Governance issues raised by the development of Community Weaver contributed to disagreements, resignations from the Board of TBUSA, resignations from post, and splits in the US timebanking movement. They had repercussions for HEP, which adopted TnT.

Anticipation

While there was an awareness among timebanking leaders that timebanking would need to transition to online software platforms, this was not on the immediate horizon at HEP or TBUSA until the possibility was raised by Mark McDonough.  

Once the possibility was raised, an online software platform was anticipated to offer ways to harness new and more efficient technologies that could support new ways of organizing and doing timebanking.  

The positive potential of new ICT tool and technologies in supporting time banking was anticipated and was the basis for going ahead with the development.  

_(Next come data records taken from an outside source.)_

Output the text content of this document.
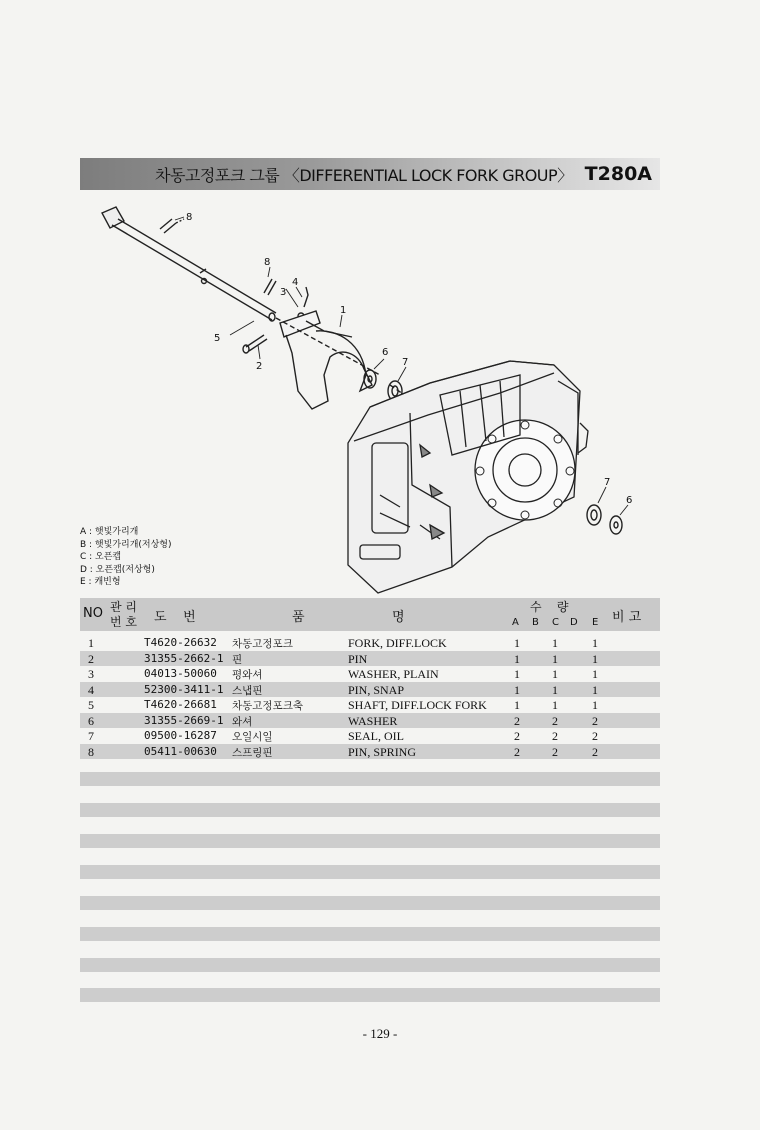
차동고정포크 그룹 〈DIFFERENTIAL LOCK FORK GROUP〉 T280A
8
8
4
3
1
5
2
6
7
7
6
A : 햇빛가리개
B : 햇빛가리개(저상형)
C : 오픈캡
D : 오픈캡(저상형)
E : 캐빈형
NO 관 리
번 호 도    번	품	명
수    량
A B C D E 비 고
1	T4620-26632 차동고정포크	FORK, DIFF.LOCK	1	1	1
2	31355-2662-1 핀	PIN	1	1	1
3	04013-50060 평와셔	WASHER, PLAIN	1	1	1
4	52300-3411-1 스냅핀	PIN, SNAP	1	1	1
5	T4620-26681 차동고정포크축	SHAFT, DIFF.LOCK FORK 1	1	1
6	31355-2669-1 와셔	WASHER	2	2	2
7	09500-16287 오일시일	SEAL, OIL	2	2	2
8	05411-00630 스프링핀	PIN, SPRING	2	2	2
- 129 -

However, the negative side effects, if fully foreseen, were downplayed or were judged not likely to be as damaging as they actually proved to be. In practice, the governance challenges proved hard to handle and they have had repercussions for timebanking that continue to this day.  

Learning

Implementing fees had negative impact on the hitherto prevailing enthusiasm and positive energy surrounding timebanking at HEP and more widely in the USA.  

The developing timebanking movement in the US split around the time of the release of Community Weaver (v2), with some time banks using Community Weaver and others adopting TnT.This split was also linked to technical problems with Community Weaver (v2), which was released before it had been tested fully. Reverse migration from Community Weaver V2 to V1 was not possible, which further added to the impetus for time banks to switch to TnT.  

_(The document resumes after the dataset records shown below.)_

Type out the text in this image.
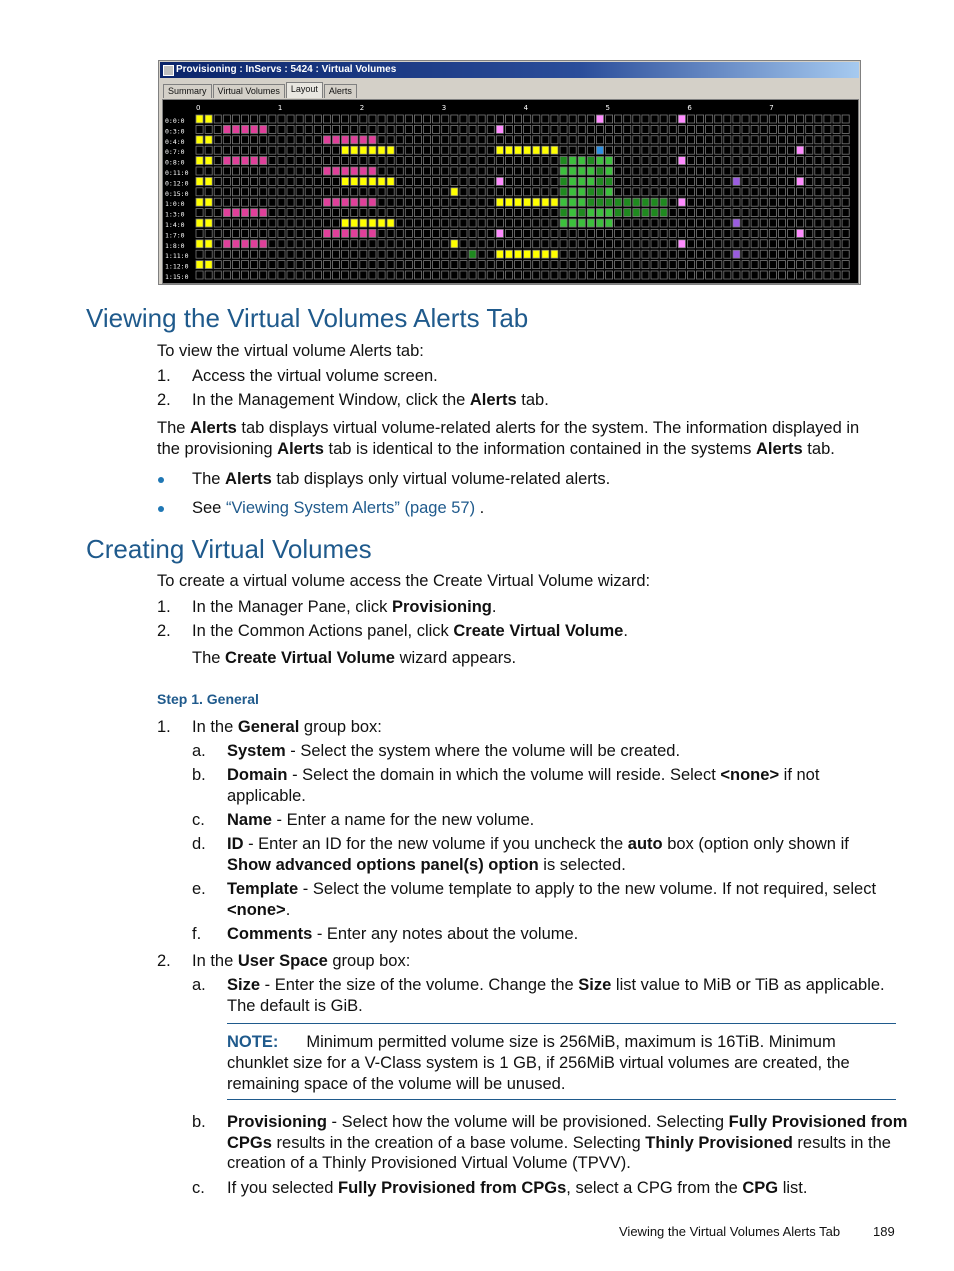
Provisioning : InServs : 5424 : Virtual Volumes
Summary	Virtual Volumes	Layout	Alerts
0:0:0
0:3:0
0:4:0
0:7:0
0:8:0
0:11:0
0:12:0
0:15:0
1:0:0
1:3:0
1:4:0
1:7:0
1:8:0
1:11:0
1:12:0
1:15:0
0	1	2	3	4	5	6	7
Viewing the Virtual Volumes Alerts Tab
To view the virtual volume Alerts tab:
1. Access the virtual volume screen.
2. In the Management Window, click the Alerts tab.
The Alerts tab displays virtual volume-related alerts for the system. The information displayed in
the provisioning Alerts tab is identical to the information contained in the systems Alerts tab.
The Alerts tab displays only virtual volume-related alerts.
See “Viewing System Alerts” (page 57) .
Creating Virtual Volumes
To create a virtual volume access the Create Virtual Volume wizard:
1. In the Manager Pane, click Provisioning.
2. In the Common Actions panel, click Create Virtual Volume.
The Create Virtual Volume wizard appears.
Step 1. General
1. In the General group box:
a. System - Select the system where the volume will be created.
b. Domain - Select the domain in which the volume will reside. Select <none> if not
applicable.
c. Name - Enter a name for the new volume.
d. ID - Enter an ID for the new volume if you uncheck the auto box (option only shown if
Show advanced options panel(s) option is selected.
e. Template - Select the volume template to apply to the new volume. If not required, select
<none>.
f. Comments - Enter any notes about the volume.
2. In the User Space group box:
a. Size - Enter the size of the volume. Change the Size list value to MiB or TiB as applicable.
The default is GiB.
NOTE: Minimum permitted volume size is 256MiB, maximum is 16TiB. Minimum
chunklet size for a V-Class system is 1 GB, if 256MiB virtual volumes are created, the
remaining space of the volume will be unused.
b. Provisioning - Select how the volume will be provisioned. Selecting Fully Provisioned from
CPGs results in the creation of a base volume. Selecting Thinly Provisioned results in the
creation of a Thinly Provisioned Virtual Volume (TPVV).
c. If you selected Fully Provisioned from CPGs, select a CPG from the CPG list.
Viewing the Virtual Volumes Alerts Tab	189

Independently of this development it is important to note that few time banks under the TBUSA umbrella have lasted long term. Around 70% fail within three years of being set up, which highlights that meeting core costs of time banks is challenging and that adding to core costs through software charges increases the challenge time banks face in meeting core costs.   HEP has sustained, though many of the Maine and New England time banks have closed or now operate on a reduced scale compared with their peak levels of activity.  

The most successful and long-lived time bank in the US, Partners-in-Care, has its own governance model, its own business model and its own software. It is strongly mission-driven. It has been immune to the problems described in this CTP by virtue of its independent development and leadership.  

Auta Main considers that it was a mistake on the part of those leading the US timebanking movement not to take the work and achievements of Barbara Huston at Partners-in-Care more seriously and to have learned lessons from her activities about time bank governance and business models.